Little-known fact about me: while my memory is quite good when it comes to facts and phrases and things I did from 1996 onward, my memory is much more scattershot for the majority of my childhood & teenagehood. For a long time, when doing work on myself, I would ask my parents and family about things I did, ways I acted, etc. At this point, though, I’ve been mining those veins for a good long time, so the stories my family tell me about my life aren’t likely to be different from those I’ve already heard… and anything that might be different would be viewed with more than a little suspicion.
So imagine my surprise when I stumbled upon* a story in which I figure prominently, written by a person I’d lost touch with decades ago. It was their beautiful “my first coming out” story. A coming out story in which I had the honor of being the one trusted with the news – and apparently, I reacted pretty well.

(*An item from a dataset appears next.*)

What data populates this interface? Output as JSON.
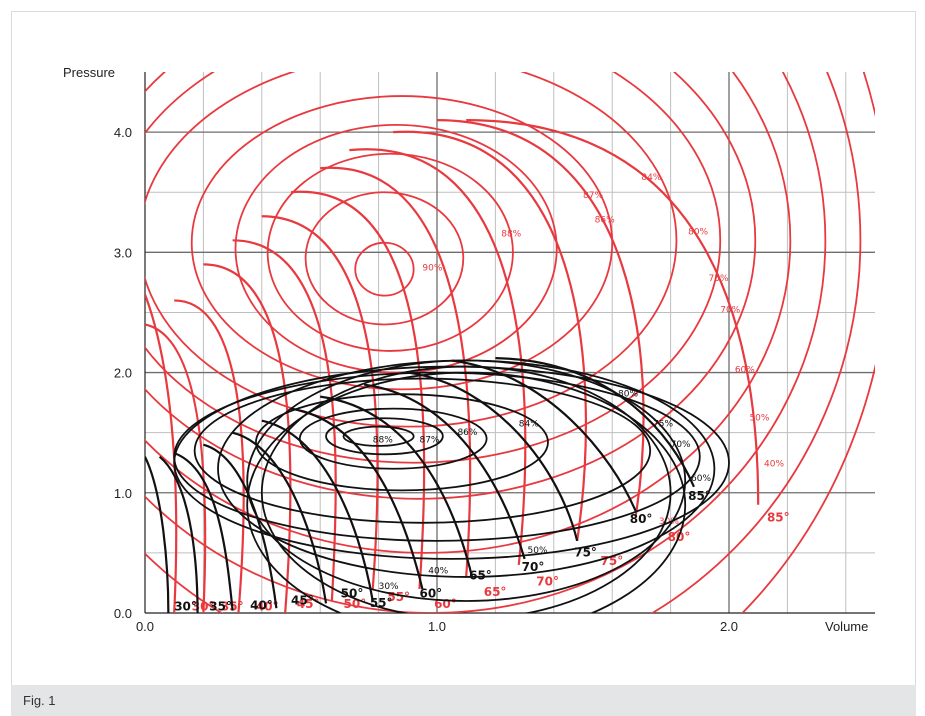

The post was almost 10 yrs old, but I saw it for the 1st time this past weekend and I’m still flustered about it. (And the person does not know I’ve read it.) Sure, I had a bit of a “go me!” reaction when I first read it, but in general I’m weirded out.
Why weirded out?
Because this was a person who was my best friend at the time and while I remember quite a few things from that time period, I do not remember this coming out story at all. At ALL. I have absolutely no memory of talking about love or crushes or anything like that with this person. It’s weird to read a brand-new story about a moment in my childhood when I thought I had the last available pieces in place. It’s also weird that, while reading, I didn’t get some sort of a “Oh! Right! I remember that!” response… and dammit, it’s weird that it also doesn’t even bring up any positive or negative nostalgia feelings. I mean, I remember this person incredibly fondly, and I am very used to getting some gut-level nostalgia feeling about a life story**, even when I don’t remember it.
I should have SOME gut-level reaction. Something to ground me there.
Because y’know, this person deserves more than this new hole in my brain.
I know that, given a few days, this will all be fine and dandy. But damn, that revelatory moment of “you don’t know everything about yourself” never fails to surprise.
* Okay YES I was googling myself. I do that once every few years to clean up old content out there.
** It’s telling that hearing a story about myself that I don’t remember was common enough in my life that I actually got used to a specific kind of emotional reaction to it.